In the Beginning
Although the domestication of horses is poorly understood, we do know that since early man first captured and rode a wild horse, he has been confronted with the problem of control. That started some 4,000 plus years ago and riders have been continually searching for a more efficient tool to make their mount more responsive.
Although horse was a staple in prehistoric diets, what motivated some early man to want to ride, rather than eat a horse, is not known. Perhaps, he remembered his mother carrying him around when he was little, and that idea appealed to him. And of all the animals out there, the horse looked the safest. It didn’t have horns or claws.
The first horse was likely snared when it came down the trail to a water hole. Either a stout grapevine or rawhide with a loop at one end may have been tied to a big tree limb. When the pony hit the end, things got exciting. And, while it didn’t have horns, it was pretty handy with both front and back feet. It probably took some time in captivity, with no food, before the horse was weak enough to allow the man to touch him without pawing or kicking. We can imagine that finally, after patting his new mount, the man takes a deep breath, grabs a mane-hold, and swings aboard. The horse, being a prey animal, thinks a predator is on his back and bogs his head and the first rodeo takes place.
All of that had, undoubtedly, to take place many times before the weakened animal would allow the man to sit there. The rider was likely black and blue, but he was riding. The horse was not gentle but had accepted the situation. By tapping his new mount on the jaw, the fledgling trainer could maneuver the animal but hadn’t figured out how to stop it. He was already looking for more control.
It’s likely a loop of rawhide around the nose was the next step — although the horse could out-stout the rider. Tying a rawhide rein around the lower jaw worked even better. Luckily, for the horse, there are no teeth between the incisors and the molars, so the thong fit well.
The man gets his new mount back to the home settlement and the whole family gets busy pulling grass to feed it. The long partnership between man and horse was beginning.
Some time later another rider figures out that if one rein works, two are better. He can really pull the pony around and convince it to stop. Time passes and riders adapt to leverage bits to control their horses which takes things a step further.

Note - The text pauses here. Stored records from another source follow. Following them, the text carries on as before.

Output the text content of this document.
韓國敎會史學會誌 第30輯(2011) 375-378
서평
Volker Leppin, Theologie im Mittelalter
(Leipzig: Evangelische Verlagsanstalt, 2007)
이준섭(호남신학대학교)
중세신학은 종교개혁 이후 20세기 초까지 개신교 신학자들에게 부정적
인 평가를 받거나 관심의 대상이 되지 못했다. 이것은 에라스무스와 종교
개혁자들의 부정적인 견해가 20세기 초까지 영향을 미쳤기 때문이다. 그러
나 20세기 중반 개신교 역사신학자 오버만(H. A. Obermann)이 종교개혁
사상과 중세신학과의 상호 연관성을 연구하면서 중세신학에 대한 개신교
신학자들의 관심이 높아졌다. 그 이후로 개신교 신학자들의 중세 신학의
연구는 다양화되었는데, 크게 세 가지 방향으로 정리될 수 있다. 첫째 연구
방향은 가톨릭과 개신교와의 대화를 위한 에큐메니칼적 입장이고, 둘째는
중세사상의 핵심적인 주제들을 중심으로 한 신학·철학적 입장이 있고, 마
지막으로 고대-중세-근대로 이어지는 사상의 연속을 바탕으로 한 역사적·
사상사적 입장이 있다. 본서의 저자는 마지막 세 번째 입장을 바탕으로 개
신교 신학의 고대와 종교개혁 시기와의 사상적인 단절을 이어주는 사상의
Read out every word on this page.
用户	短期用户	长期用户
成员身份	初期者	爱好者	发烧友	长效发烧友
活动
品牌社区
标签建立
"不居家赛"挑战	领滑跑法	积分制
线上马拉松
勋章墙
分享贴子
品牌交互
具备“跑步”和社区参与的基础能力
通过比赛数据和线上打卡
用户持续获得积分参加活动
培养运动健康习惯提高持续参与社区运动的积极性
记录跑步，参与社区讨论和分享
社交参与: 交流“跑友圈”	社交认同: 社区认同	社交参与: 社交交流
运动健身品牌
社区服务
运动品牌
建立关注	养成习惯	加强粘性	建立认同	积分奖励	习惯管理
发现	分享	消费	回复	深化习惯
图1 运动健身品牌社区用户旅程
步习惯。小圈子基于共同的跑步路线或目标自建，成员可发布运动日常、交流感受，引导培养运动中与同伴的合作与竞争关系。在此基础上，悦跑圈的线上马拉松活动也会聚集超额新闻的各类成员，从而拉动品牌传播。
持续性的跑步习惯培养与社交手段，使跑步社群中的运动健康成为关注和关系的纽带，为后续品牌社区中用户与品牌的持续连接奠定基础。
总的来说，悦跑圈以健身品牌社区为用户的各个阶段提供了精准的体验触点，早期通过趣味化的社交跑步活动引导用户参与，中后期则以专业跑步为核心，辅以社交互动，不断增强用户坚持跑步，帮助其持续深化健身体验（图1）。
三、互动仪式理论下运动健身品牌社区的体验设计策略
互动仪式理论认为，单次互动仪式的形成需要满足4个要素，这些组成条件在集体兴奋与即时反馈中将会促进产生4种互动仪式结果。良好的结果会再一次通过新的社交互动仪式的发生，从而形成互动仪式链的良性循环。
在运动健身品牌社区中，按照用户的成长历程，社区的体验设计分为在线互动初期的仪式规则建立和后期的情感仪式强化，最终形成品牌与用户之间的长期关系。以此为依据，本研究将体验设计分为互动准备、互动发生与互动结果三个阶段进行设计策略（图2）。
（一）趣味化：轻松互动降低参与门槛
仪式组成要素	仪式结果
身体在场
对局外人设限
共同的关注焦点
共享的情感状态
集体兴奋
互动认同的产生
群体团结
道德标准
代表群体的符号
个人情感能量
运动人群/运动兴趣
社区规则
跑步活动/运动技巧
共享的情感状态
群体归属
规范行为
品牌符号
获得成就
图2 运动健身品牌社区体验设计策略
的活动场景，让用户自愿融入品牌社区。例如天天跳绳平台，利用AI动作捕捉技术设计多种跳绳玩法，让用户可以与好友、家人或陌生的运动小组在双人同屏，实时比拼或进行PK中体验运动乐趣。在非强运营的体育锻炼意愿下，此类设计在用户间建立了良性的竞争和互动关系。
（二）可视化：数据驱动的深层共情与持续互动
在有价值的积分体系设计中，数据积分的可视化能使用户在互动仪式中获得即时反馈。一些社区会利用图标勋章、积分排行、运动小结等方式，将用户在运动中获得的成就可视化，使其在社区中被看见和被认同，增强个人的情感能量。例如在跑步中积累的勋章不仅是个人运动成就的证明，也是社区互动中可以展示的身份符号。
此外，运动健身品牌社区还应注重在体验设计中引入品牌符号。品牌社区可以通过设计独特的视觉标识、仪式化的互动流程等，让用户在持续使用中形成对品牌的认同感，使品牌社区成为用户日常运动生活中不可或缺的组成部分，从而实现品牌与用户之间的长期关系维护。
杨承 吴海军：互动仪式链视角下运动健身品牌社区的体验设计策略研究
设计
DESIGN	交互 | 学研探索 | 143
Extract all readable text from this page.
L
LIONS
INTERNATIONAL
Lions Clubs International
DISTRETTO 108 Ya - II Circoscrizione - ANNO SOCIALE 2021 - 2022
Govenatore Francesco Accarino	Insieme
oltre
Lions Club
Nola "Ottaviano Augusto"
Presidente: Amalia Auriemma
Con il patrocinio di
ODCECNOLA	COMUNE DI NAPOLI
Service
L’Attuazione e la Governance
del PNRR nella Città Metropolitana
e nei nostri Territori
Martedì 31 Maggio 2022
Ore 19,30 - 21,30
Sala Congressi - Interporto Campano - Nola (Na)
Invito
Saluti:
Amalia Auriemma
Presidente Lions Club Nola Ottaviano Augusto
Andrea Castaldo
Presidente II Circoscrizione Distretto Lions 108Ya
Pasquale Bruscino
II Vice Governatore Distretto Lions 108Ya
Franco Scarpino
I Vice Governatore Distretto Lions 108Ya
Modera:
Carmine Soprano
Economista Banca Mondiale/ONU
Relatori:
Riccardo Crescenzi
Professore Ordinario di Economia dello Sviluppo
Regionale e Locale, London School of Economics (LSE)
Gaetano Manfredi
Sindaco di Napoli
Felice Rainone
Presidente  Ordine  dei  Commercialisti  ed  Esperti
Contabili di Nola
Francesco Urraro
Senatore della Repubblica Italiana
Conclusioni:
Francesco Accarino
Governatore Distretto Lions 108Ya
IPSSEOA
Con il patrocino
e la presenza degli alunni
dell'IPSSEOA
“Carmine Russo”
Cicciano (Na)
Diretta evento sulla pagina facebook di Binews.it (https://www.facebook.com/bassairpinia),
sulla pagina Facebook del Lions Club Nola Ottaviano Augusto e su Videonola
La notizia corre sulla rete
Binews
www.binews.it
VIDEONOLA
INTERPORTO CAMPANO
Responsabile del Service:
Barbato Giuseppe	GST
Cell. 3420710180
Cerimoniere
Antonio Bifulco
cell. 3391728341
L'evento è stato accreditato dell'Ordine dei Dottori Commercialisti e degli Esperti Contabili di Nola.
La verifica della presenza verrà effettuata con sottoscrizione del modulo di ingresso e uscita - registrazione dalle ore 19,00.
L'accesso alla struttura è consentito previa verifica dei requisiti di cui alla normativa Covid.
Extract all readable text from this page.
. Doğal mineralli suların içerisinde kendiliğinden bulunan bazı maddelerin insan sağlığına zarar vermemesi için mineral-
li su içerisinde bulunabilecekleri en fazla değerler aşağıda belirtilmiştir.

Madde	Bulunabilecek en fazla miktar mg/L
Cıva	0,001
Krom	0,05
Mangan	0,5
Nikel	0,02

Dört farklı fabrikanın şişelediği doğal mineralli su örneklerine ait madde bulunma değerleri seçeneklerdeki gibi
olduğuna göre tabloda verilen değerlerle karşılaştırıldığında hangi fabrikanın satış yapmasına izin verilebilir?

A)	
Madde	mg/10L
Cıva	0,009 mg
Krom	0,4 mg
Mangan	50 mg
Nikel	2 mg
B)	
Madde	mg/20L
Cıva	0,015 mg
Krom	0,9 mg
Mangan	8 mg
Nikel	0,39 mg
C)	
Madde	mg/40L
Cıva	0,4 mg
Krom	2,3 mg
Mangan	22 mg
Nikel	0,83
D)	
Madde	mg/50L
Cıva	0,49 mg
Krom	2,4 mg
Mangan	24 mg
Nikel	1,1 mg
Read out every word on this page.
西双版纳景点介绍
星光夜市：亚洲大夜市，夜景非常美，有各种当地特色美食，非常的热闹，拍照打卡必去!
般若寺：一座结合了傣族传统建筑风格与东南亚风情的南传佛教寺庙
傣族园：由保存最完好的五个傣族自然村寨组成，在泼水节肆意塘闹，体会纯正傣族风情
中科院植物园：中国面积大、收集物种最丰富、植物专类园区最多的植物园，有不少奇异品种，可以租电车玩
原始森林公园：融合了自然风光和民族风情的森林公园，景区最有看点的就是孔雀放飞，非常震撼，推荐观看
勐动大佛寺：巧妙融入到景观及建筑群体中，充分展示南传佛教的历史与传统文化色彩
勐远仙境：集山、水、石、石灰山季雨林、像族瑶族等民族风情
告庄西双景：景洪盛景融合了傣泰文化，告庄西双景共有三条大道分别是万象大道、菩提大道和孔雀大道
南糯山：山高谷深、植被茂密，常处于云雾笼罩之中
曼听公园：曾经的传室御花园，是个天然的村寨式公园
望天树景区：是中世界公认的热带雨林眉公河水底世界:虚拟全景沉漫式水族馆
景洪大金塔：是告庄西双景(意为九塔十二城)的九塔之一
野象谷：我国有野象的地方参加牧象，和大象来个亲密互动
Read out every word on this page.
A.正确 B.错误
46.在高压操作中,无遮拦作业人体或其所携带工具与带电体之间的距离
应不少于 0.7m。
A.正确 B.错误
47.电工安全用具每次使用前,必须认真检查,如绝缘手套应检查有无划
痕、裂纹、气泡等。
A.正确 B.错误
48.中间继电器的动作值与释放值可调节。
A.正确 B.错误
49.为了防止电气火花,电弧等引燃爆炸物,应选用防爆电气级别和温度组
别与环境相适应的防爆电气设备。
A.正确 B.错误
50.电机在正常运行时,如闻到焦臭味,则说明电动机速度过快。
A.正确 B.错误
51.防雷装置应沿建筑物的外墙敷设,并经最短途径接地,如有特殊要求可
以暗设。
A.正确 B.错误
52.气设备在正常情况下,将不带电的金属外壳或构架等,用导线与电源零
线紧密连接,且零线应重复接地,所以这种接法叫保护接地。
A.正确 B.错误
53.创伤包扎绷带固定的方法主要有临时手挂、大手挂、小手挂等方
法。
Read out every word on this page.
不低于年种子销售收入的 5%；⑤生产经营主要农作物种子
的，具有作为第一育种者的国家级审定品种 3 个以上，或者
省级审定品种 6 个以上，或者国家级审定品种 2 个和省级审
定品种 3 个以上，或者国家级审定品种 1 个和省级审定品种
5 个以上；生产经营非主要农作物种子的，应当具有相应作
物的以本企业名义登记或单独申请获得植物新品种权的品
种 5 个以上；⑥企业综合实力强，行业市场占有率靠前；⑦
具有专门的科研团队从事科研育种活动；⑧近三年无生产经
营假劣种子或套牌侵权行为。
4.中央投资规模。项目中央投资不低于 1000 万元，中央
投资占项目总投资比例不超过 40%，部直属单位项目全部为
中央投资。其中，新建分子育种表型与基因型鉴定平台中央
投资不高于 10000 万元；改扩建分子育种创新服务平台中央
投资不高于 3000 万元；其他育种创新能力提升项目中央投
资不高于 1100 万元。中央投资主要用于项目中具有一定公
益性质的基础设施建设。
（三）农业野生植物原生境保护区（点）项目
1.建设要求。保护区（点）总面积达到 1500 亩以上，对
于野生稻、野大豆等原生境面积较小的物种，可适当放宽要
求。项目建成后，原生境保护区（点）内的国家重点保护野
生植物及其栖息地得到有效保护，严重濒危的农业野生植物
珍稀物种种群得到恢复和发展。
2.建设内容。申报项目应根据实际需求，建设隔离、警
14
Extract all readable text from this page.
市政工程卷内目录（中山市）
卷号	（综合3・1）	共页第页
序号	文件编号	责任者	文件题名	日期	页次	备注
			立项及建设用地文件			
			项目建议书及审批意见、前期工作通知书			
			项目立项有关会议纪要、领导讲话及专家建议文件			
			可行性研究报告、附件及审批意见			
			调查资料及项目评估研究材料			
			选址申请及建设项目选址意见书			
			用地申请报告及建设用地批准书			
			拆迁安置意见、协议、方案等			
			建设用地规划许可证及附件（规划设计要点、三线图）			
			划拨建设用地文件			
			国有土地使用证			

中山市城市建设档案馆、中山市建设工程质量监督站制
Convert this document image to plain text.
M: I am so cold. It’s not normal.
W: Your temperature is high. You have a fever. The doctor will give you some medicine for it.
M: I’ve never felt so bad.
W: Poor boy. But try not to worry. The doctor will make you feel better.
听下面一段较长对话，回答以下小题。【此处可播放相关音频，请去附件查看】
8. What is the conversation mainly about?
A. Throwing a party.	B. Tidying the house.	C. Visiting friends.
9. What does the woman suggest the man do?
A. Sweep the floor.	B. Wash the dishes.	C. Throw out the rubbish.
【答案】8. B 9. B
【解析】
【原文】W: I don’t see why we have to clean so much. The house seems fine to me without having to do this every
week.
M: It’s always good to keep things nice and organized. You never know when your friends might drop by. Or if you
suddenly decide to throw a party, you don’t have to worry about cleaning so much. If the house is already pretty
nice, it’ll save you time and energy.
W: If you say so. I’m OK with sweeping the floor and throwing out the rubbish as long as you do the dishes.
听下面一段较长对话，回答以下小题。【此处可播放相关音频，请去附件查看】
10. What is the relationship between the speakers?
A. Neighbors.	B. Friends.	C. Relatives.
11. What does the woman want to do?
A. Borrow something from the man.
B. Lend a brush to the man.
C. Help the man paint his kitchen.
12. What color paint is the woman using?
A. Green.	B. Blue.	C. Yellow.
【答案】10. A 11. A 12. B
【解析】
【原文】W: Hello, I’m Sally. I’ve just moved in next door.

In the beginning two short pieces of deer horn are used, and three holes are burned through the horn-one in the center and one at each end. A short piece of twisted rawhide-just the right length to fit the horse’s mouth-is passed through the center holes and knotted. A simple headstall goes at one end and reins at the other. Such a bit — without the rawhide — has been found at a prehistoric camp site in Europe. Some time later — no one knows how many generations had to pass — a jaw strap was added, and the curb bit came into being. Horsemanship was beginning to develop.
Although it’s not known for certain, all of this probably happened numerous times across prehistoric Europe, Asia, and the Middle East. Early man became a more proficient rider, had more control of his mount, increased his hunting range and was a formidable warrior. With the domestication of sheep, goats and cattle, men developed into nomadic herdsmen following a permanent food supply to better pastures. Without the ability to ride, and control the horse, this would not have happened.